Kobren and Sunday have well-acted scenes together in which their characters’ family connection is tensely explored; and when these two actors bring their singing voices together in the duet “Sanctuary,” it’s a powerful moment.
Indeed, the overall production has the courage of its convictions in telling a tale that has more than its share of dark and disturbing material. Speaking of dark, the moody lighting by Lynn Joslin brings out the ominous quality of the gothic set design by David A. Hopkins, but it often seems to be even darker than necessary.
It would be nice to have more light on the cast, especially the actors in the other two principal roles. They are such gifted actors and vocalists that it’s a shame to have them barely emerging from the darkness in certain scenes.

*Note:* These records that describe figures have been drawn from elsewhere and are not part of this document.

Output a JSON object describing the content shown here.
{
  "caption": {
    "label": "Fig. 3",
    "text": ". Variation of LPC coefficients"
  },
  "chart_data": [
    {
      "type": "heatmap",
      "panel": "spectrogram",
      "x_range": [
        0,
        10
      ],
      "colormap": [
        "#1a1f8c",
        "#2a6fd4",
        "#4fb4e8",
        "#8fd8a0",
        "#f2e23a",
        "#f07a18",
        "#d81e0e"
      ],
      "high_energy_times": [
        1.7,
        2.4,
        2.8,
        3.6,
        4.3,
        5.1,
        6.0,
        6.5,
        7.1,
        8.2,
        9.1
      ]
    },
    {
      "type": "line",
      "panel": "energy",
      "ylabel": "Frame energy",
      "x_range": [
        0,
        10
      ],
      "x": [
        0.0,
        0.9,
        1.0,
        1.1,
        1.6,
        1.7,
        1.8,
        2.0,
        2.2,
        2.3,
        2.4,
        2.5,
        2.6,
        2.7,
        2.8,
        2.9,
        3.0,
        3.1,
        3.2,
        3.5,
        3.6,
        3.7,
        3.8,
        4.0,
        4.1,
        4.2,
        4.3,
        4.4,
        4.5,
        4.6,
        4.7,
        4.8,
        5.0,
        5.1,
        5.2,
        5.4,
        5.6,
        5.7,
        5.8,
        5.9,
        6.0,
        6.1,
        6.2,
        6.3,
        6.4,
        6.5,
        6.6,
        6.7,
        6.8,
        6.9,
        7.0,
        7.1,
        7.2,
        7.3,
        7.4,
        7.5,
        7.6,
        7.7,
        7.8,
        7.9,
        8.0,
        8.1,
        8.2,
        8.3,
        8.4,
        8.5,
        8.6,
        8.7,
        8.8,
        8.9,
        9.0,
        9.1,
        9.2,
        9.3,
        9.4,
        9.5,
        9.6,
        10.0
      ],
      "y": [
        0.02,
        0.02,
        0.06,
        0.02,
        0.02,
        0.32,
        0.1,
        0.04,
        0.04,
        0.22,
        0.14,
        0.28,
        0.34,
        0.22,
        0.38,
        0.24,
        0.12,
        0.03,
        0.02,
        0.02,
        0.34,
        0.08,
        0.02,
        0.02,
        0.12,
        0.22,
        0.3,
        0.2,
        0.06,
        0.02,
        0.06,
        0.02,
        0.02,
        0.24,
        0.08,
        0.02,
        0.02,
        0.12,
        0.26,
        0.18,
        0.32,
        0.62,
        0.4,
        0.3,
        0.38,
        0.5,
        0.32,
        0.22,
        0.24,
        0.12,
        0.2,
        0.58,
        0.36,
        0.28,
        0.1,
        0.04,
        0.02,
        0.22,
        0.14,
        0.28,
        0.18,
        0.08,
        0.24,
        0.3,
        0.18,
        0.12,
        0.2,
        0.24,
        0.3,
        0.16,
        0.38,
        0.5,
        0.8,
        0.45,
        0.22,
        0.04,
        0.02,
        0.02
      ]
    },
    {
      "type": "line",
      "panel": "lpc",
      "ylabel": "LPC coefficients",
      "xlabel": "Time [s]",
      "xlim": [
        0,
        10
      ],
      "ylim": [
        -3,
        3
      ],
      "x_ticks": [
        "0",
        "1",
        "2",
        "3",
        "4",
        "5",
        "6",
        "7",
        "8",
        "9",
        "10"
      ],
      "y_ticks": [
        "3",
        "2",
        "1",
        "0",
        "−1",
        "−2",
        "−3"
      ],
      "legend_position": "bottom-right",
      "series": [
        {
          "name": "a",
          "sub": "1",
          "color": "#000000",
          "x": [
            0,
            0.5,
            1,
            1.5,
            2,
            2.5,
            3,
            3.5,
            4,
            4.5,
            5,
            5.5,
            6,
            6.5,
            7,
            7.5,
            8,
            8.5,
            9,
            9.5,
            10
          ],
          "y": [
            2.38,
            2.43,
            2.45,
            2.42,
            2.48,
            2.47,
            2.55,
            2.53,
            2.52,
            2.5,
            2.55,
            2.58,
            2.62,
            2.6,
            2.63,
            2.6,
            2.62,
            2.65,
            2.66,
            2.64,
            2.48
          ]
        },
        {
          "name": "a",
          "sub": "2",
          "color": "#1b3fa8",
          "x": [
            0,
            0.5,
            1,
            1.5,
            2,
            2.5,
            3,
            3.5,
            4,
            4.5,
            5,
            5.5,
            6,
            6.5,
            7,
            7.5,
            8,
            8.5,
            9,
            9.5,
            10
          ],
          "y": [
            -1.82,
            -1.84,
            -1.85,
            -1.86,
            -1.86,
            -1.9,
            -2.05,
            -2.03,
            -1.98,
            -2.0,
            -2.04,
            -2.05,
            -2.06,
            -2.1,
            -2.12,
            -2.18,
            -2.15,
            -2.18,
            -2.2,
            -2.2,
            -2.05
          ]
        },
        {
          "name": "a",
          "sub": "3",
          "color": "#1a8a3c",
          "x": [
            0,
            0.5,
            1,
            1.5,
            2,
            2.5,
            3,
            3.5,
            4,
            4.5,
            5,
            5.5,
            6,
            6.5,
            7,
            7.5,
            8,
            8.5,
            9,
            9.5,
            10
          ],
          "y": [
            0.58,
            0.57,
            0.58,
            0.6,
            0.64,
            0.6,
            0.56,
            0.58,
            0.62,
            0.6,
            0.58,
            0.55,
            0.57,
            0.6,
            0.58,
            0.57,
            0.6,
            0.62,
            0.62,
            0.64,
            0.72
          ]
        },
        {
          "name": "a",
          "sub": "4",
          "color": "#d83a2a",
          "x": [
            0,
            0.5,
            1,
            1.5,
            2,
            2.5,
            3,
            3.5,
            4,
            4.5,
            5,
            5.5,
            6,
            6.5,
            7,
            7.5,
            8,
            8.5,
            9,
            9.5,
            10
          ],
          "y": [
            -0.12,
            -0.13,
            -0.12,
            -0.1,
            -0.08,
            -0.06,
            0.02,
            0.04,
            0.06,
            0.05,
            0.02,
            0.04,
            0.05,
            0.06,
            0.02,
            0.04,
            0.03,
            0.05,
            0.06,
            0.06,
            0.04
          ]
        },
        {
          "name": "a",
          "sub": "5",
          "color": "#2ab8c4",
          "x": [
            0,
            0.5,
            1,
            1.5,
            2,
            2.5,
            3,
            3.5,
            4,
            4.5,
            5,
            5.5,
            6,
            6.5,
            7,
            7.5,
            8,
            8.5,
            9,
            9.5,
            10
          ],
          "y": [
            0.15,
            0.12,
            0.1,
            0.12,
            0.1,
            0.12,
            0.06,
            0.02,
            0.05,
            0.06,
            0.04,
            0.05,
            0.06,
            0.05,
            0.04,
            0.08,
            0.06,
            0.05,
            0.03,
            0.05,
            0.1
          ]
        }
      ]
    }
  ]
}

Jeffrey Shankle portrays Phoebus de Martin, who is the captain of the Cathedral Guard; and Jessica Bennett portrays Esmeralda, who is described in the playbill as “a beautiful and free-spirited Gypsy.” That description of Esmeralda makes it clear that Phoebus will not be the only guy at the cathedral with a romantic interest in her.
Bennett and Shankle have a lovely duet, “Someday,” and both together and apart they are called upon to sing a lot in this show. Not to take anything away from Bennett’s vocal talent, but the real highlight of this production is the near-operatic heft that Shankle brings to his musical numbers. It’s startling in a good way.
Also reliable throughout the evening are the adroitly blended voices of a large ensemble that is rather amusingly described in the playbill as a “Congregation” that consists of “various Gypsies, gargoyles, statues, soldiers, revelers, parishioners, priests, prostitutes and citizens of Paris.”